Cruzamos el último conjunto de trampas para llegar a los ascensores. Cuando llegamos al garaje, las piernas me temblaban de tal modo que apenas pude meterme en el coche. Notaba frías gotas de sudor resbalándome por la frente y un nudo que me atenazaba el estómago. Esperaba que en cualquier momento se dispararan las alarmas y nos dejasen encerrados en el edificio, cuando el ordenador encontrara por fin el código que Tor acababa de insertar; pero conduje el coche rampa arriba y salimos sin que se produjera el menor movimiento.
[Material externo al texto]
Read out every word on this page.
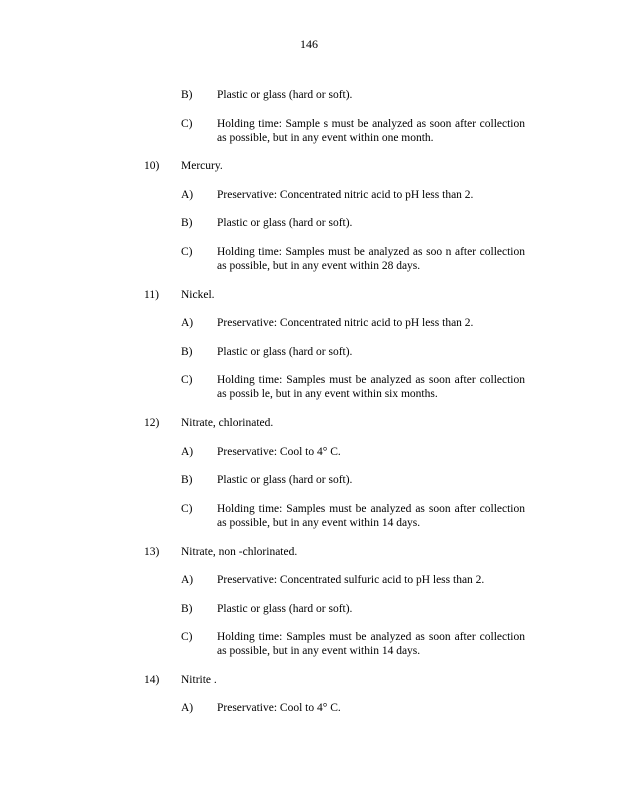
146
B) Plastic or glass (hard or soft).
C) Holding time: Sample s must be analyzed as soon after collection
as possible, but in any event within one month.
10) Mercury.
A) Preservative: Concentrated nitric acid to pH less than 2.
B) Plastic or glass (hard or soft).
C) Holding time: Samples must be analyzed as soo n after collection
as possible, but in any event within 28 days.
11) Nickel.
A) Preservative: Concentrated nitric acid to pH less than 2.
B) Plastic or glass (hard or soft).
C) Holding time: Samples must be analyzed as soon after collection
as possib le, but in any event within six months.
12) Nitrate, chlorinated.
A) Preservative: Cool to 4° C.
B) Plastic or glass (hard or soft).
C) Holding time: Samples must be analyzed as soon after collection
as possible, but in any event within 14 days.
13) Nitrate, non -chlorinated.
A) Preservative: Concentrated sulfuric acid to pH less than 2.
B) Plastic or glass (hard or soft).
C) Holding time: Samples must be analyzed as soon after collection
as possible, but in any event within 14 days.
14) Nitrite .
A) Preservative: Cool to 4° C.
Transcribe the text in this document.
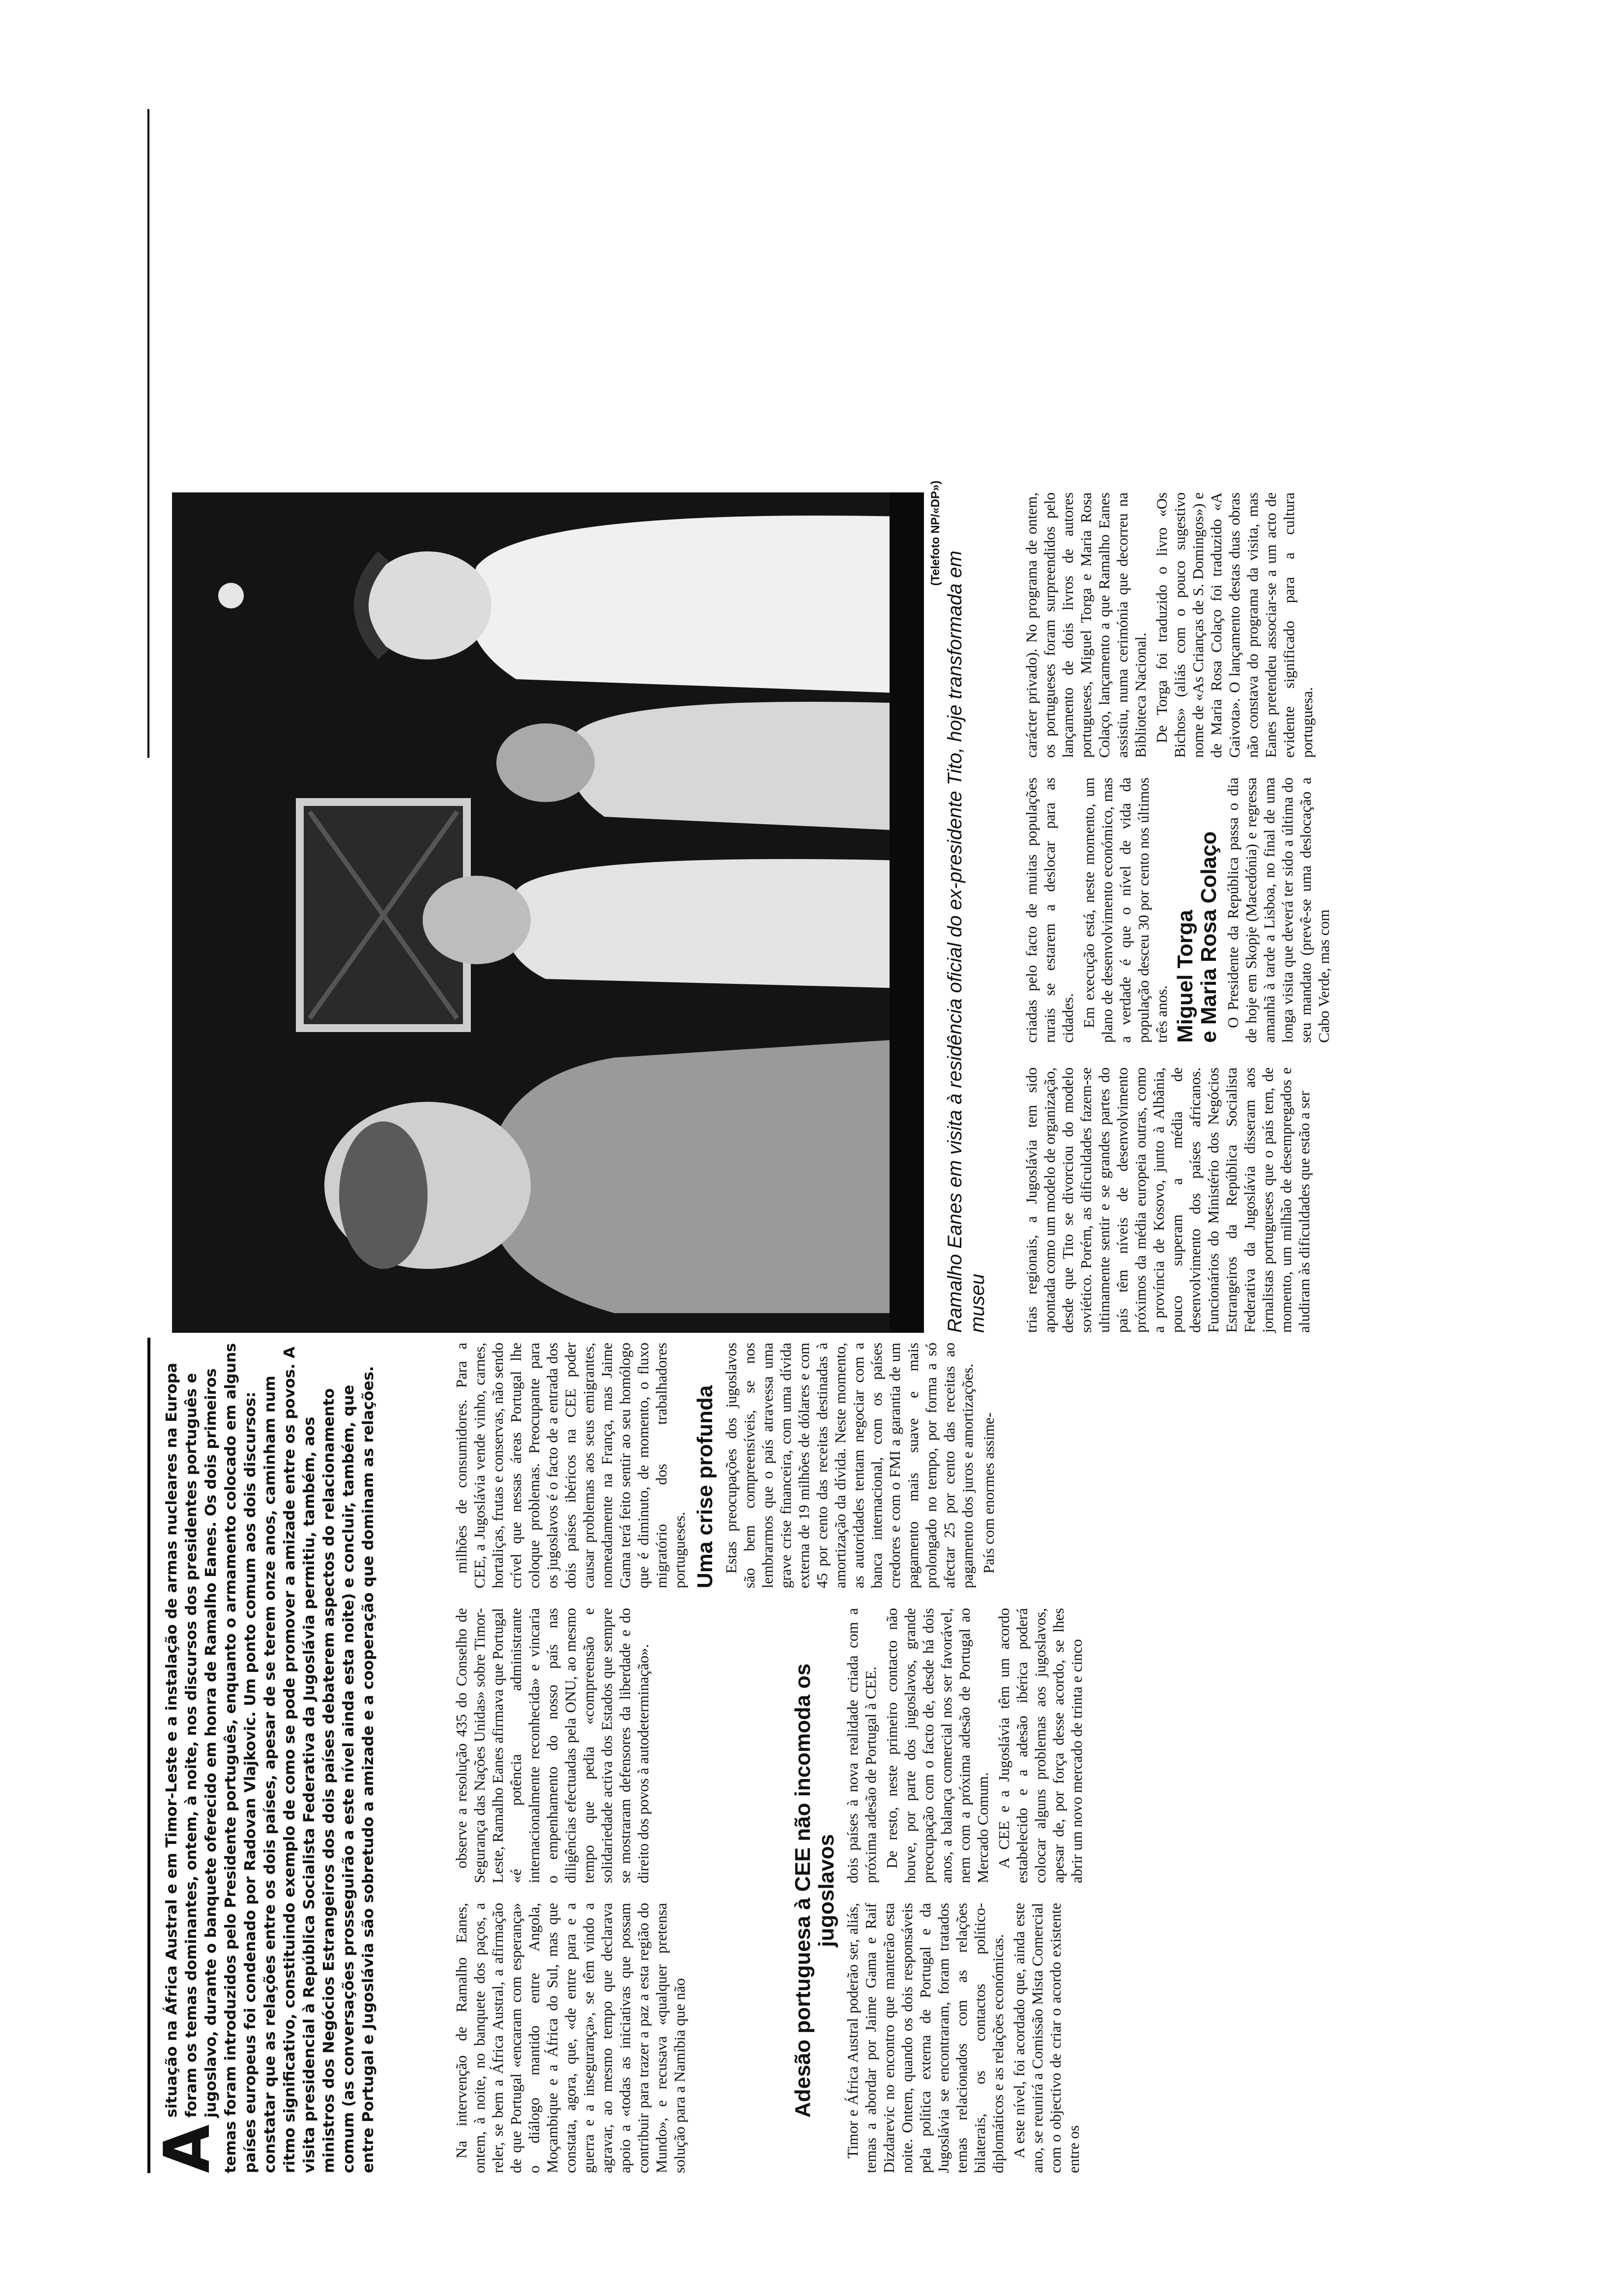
A
situação na África Austral e em Timor-Leste e a instalação de armas nucleares na Europa foram os temas dominantes, ontem, à noite, nos discursos dos presidentes português e jugoslavo, durante o banquete oferecido em honra de Ramalho Eanes. Os dois primeiros temas foram introduzidos pelo Presidente português, enquanto o armamento colocado em alguns países europeus foi condenado por Radovan Vlajkovic. Um ponto comum aos dois discursos: constatar que as relações entre os dois países, apesar de se terem onze anos, caminham num ritmo significativo, constituindo exemplo de como se pode promover a amizade entre os povos. A visita presidencial à República Socialista Federativa da Jugoslávia permitiu, também, aos ministros dos Negócios Estrangeiros dos dois países debaterem aspectos do relacionamento comum (as conversações prosseguirão a este nível ainda esta noite) e concluir, também, que entre Portugal e Jugoslávia são sobretudo a amizade e a cooperação que dominam as relações.	Na intervenção de Ramalho Eanes, ontem, à noite, no banquete dos paços, a reler, se bem a África Austral, a afirmação de que Portugal «encaram com esperança» o diálogo mantido entre Angola, Moçambique e a África do Sul, mas que constata, agora, que, «de entre para e a guerra e a insegurança», se têm vindo a agravar, ao mesmo tempo que declarava apoio a «todas as iniciativas que possam contribuir para trazer a paz a esta região do Mundo», e recusava «qualquer pretensa solução para a Namíbia que não

observe a resolução 435 do Conselho de Segurança das Nações Unidas» sobre Timor-Leste, Ramalho Eanes afirmava que Portugal «é potência administrante internacionalmente reconhecida» e vincaria o empenhamento do nosso país nas diligências efectuadas pela ONU, ao mesmo tempo que pedia «compreensão e solidariedade activa dos Estados que sempre se mostraram defensores da liberdade e do direito dos povos à autodeterminação».

milhões de consumidores. Para a CEE, a Jugoslávia vende vinho, carnes, hortaliças, frutas e conservas, não sendo crível que nessas áreas Portugal lhe coloque problemas. Preocupante para os jugoslavos é o facto de a entrada dos dois países ibéricos na CEE poder causar problemas aos seus emigrantes, nomeadamente na França, mas Jaime Gama terá feito sentir ao seu homólogo que é diminuto, de momento, o fluxo migratório dos trabalhadores portugueses. Uma crise profunda Estas preocupações dos jugoslavos são bem compreensíveis, se nos lembrarmos que o país atravessa uma grave crise financeira, com uma dívida externa de 19 milhões de dólares e com 45 por cento das receitas destinadas à amortização da dívida. Neste momento, as autoridades tentam negociar com a banca internacional, com os países credores e com o FMI a garantia de um pagamento mais suave e mais prolongado no tempo, por forma a só afectar 25 por cento das receitas ao pagamento dos juros e amortizações. País com enormes assime-

Adesão portuguesa à CEE não incomoda os jugoslavos

Timor e África Austral poderão ser, aliás, temas a abordar por Jaime Gama e Raif Dizdarevic no encontro que manterão esta noite. Ontem, quando os dois responsáveis pela política externa de Portugal e da Jugoslávia se encontraram, foram tratados temas relacionados com as relações bilaterais, os contactos político-diplomáticos e as relações económicas. A este nível, foi acordado que, ainda este ano, se reunirá a Comissão Mista Comercial com o objectivo de criar o acordo existente entre os

dois países à nova realidade criada com a próxima adesão de Portugal à CEE. De resto, neste primeiro contacto não houve, por parte dos jugoslavos, grande preocupação com o facto de, desde há dois anos, a balança comercial nos ser favorável, nem com a próxima adesão de Portugal ao Mercado Comum. A CEE e a Jugoslávia têm um acordo estabelecido e a adesão ibérica poderá colocar alguns problemas aos jugoslavos, apesar de, por força desse acordo, se lhes abrir um novo mercado de trinta e cinco

(Telefoto NP/«DP»)
Ramalho Eanes em visita à residência oficial do ex-presidente Tito, hoje transformada em museu trias regionais, a Jugoslávia tem sido apontada como um modelo de organização, desde que Tito se divorciou do modelo soviético. Porém, as dificuldades fazem-se ultimamente sentir e se grandes partes do país têm níveis de desenvolvimento próximos da média europeia outras, como a província de Kosovo, junto à Albânia, pouco superam a média de desenvolvimento dos países africanos. Funcionários do Ministério dos Negócios Estrangeiros da República Socialista Federativa da Jugoslávia disseram aos jornalistas portugueses que o país tem, de momento, um milhão de desempregados e aludiram às dificuldades que estão a ser

criadas pelo facto de muitas populações rurais se estarem a deslocar para as cidades. Em execução está, neste momento, um plano de desenvolvimento económico, mas a verdade é que o nível de vida da população desceu 30 por cento nos últimos três anos. Miguel Torga e Maria Rosa Colaço O Presidente da República passa o dia de hoje em Skopje (Macedónia) e regressa amanhã à tarde a Lisboa, no final de uma longa visita que deverá ter sido a última do seu mandato (prevê-se uma deslocação a Cabo Verde, mas com

carácter privado). No programa de ontem, os portugueses foram surpreendidos pelo lançamento de dois livros de autores portugueses, Miguel Torga e Maria Rosa Colaço, lançamento a que Ramalho Eanes assistiu, numa cerimónia que decorreu na Biblioteca Nacional. De Torga foi traduzido o livro «Os Bichos» (aliás com o pouco sugestivo nome de «As Crianças de S. Domingos») e de Maria Rosa Colaço foi traduzido «A Gaivota». O lançamento destas duas obras não constava do programa da visita, mas Eanes pretendeu associar-se a um acto de evidente significado para a cultura portuguesa.
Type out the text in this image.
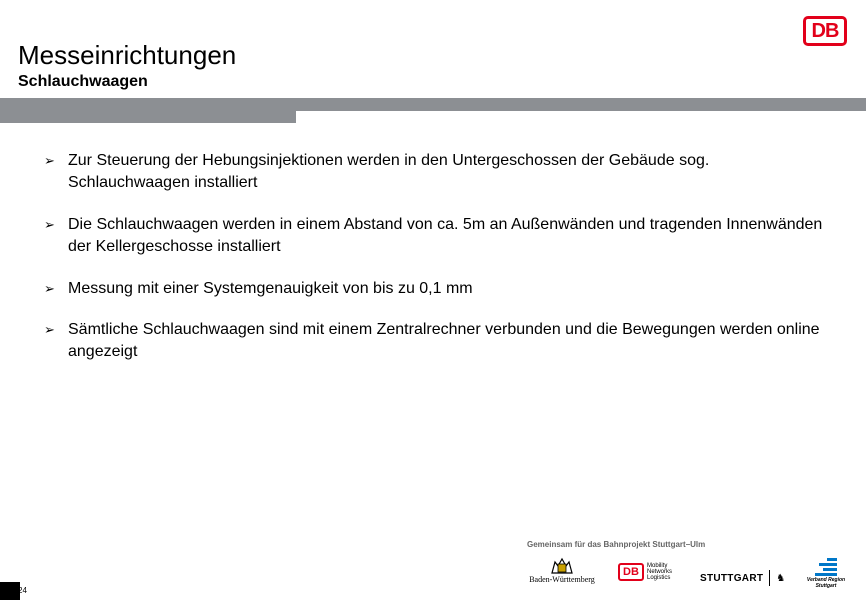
Messeinrichtungen
Schlauchwaagen
DB
➢ Zur Steuerung der Hebungsinjektionen werden in den Untergeschossen der Gebäude sog. Schlauchwaagen installiert
➢ Die Schlauchwaagen werden in einem Abstand von ca. 5m an Außenwänden und tragenden Innenwänden der Kellergeschosse installiert
➢ Messung mit einer Systemgenauigkeit von bis zu 0,1 mm
➢ Sämtliche Schlauchwaagen sind mit einem Zentralrechner verbunden und die Bewegungen werden online angezeigt
Gemeinsam für das Bahnprojekt Stuttgart–Ulm
Baden-Württemberg
DB Mobility
Networks
Logistics	STUTTGART ♞	Verband Region
Stuttgart
24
Tor había permanecido extrañamente silencioso mientras escapábamos de la escena del crimen. Me preguntaba qué estaría pensando y si habría pasado tanto miedo como yo.

—Espero que el maldito sistema no se vaya a hacer puñetas a las tres de la mañana —le dije, hallando apenas el camino en medio de la niebla cegadora.

—¡Qué efusivo agradecimiento! —replicó—. Recuérdame que viaje cinco mil kilómetros en medio de la noche para ayudarte la próxima vez.

—Te compraré una botella de coñac cuando lleguemos a mi casa —le dije.

—No vamos a esa blanca trampa mortífera a la que llamas casa —me informó—. Si lo que quieres es un sudario, querida mía, me parece que en cualquier esquina de esta blanca metrópoli fantasmal serías bien visible. Sigues perteneciendo a Nueva York.

—Espero que no estés pensando en llevarme allí esta noche —dije, escudriñando a través de las ventanillas para intentar descubrir en qué calle estaba.

—Ciertamente debería hacerlo; pero, por desgracia, el último avión ya ha salido —explicó—. Sigue recto hasta llegar a la bahía. He estudiado un mapa de esta horrible ciudad mientras iba de camino hacia ti. Vamos a un lugar llamado Fisherman' s Wharf.